A "simple" space with closed retracts but non-unique sequential limits

Question

This question asking how KC ("Kompacts are Closed") and RC ("Retracts are Closed") are distinct has some good discussion, including a now-published example by Banakh and Stelmakh which is RC but not KC. An earlier revision of their paper had an example which was actually not US ("Unique Sequential limits", weaker than KC), but was revised so the version in print was US. I've read that earlier revision and am convinced their example of an RC-not-US space is valid.

Nonetheless, the example is somewhat involved, as more structure was desired by the authors (this space is semi-Hausdorff, Brown, strongly rigid, etc.). After some attempts to "strip down" the example to get a "clean" example of an RC-not-US space, I came up short.

Can anyone construct an "elementary" example of an RC-not-US space?

Answer 1

Here is a relatively simple example.

Note first that by continuity, if $r\colon X\to A$ is a retraction, and $a_\alpha\in A$ is a net converging to $x$, then $a_\alpha=r(a_\alpha)\to r(x)$, so if $a_\alpha$ has a unique limit then $x=r(x)\in A$.

With this in mind, let $X=[0,\infty)\cup \{\infty_1,\infty_2\}.$

The topology on $[0,\infty)$ is the usual Euclidean topology, a neighborhood base of $\infty_1$ is given by sets of the form $\{\infty_1\}\cup (a,\infty)\backslash 2\mathbb N$, and a base for $\infty_2$ by sets of the form $\{\infty_2\}\cup (a,\infty)\backslash (2\mathbb N +1)$.

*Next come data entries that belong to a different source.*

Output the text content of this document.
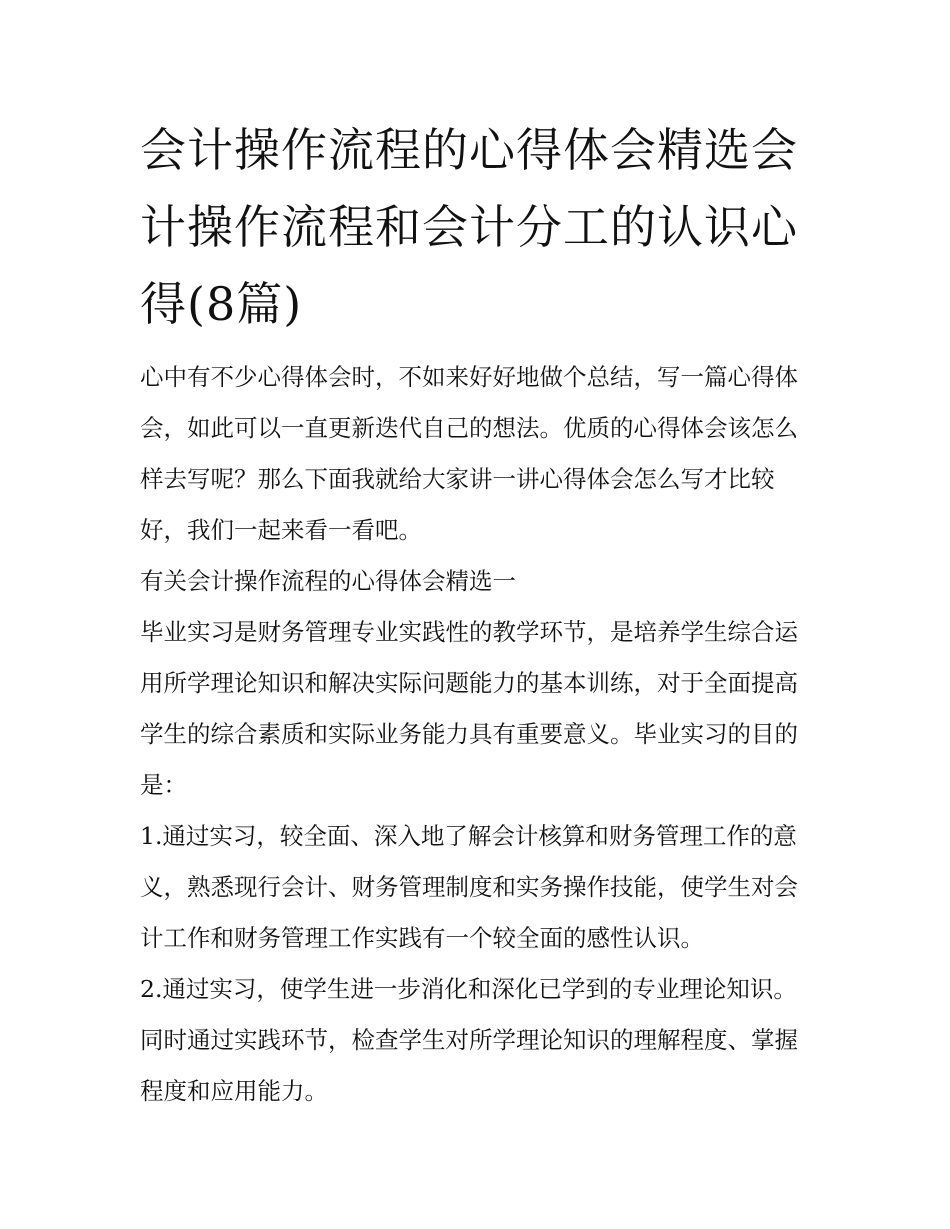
会计操作流程的心得体会精选会计操作流程和会计分工的认识心得(8篇)

心中有不少心得体会时，不如来好好地做个总结，写一篇心得体会，如此可以一直更新迭代自己的想法。优质的心得体会该怎么样去写呢？那么下面我就给大家讲一讲心得体会怎么写才比较好，我们一起来看一看吧。

有关会计操作流程的心得体会精选一

毕业实习是财务管理专业实践性的教学环节，是培养学生综合运用所学理论知识和解决实际问题能力的基本训练，对于全面提高学生的综合素质和实际业务能力具有重要意义。毕业实习的目的是：

1.通过实习，较全面、深入地了解会计核算和财务管理工作的意义，熟悉现行会计、财务管理制度和实务操作技能，使学生对会计工作和财务管理工作实践有一个较全面的感性认识。

2.通过实习，使学生进一步消化和深化已学到的专业理论知识。同时通过实践环节，检查学生对所学理论知识的理解程度、掌握程度和应用能力。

Then $X$ is not US, since for example the sequence $.5+n$ converges to $\infty_1$ and $\infty_2$.

On the other hand, if $A$ is a retract of $X$, and $a_\alpha\in A$ is a net converging to $x\in [0,\infty)$, then $x$ is the unique limit (as $[0,\infty)$ is Hausdorff), so $x\in A$. Thus $\overline{A}\cap [0,\infty)=A\cap [0,\infty)$.

Suppose now that $\infty_1\in \overline{A}$. Then either $\infty_1\in A$, or $A$ contains an unbounded subset of $[0,\infty)$.

In the latter case, since $X$ is connected, the retract $A$ is connected, so $A\supseteq [a,\infty)$ for some $a$. Therefore the sequence $2n+1$ eventually lies in $A$, so since $2n+1$ has a unique limit of $\infty_1$, we again have $\infty_1\in A$.

The same argument applies to $\infty_2$ via the sequence $2n$, and so the retract $A$ is closed.

Thus $X$ is RC.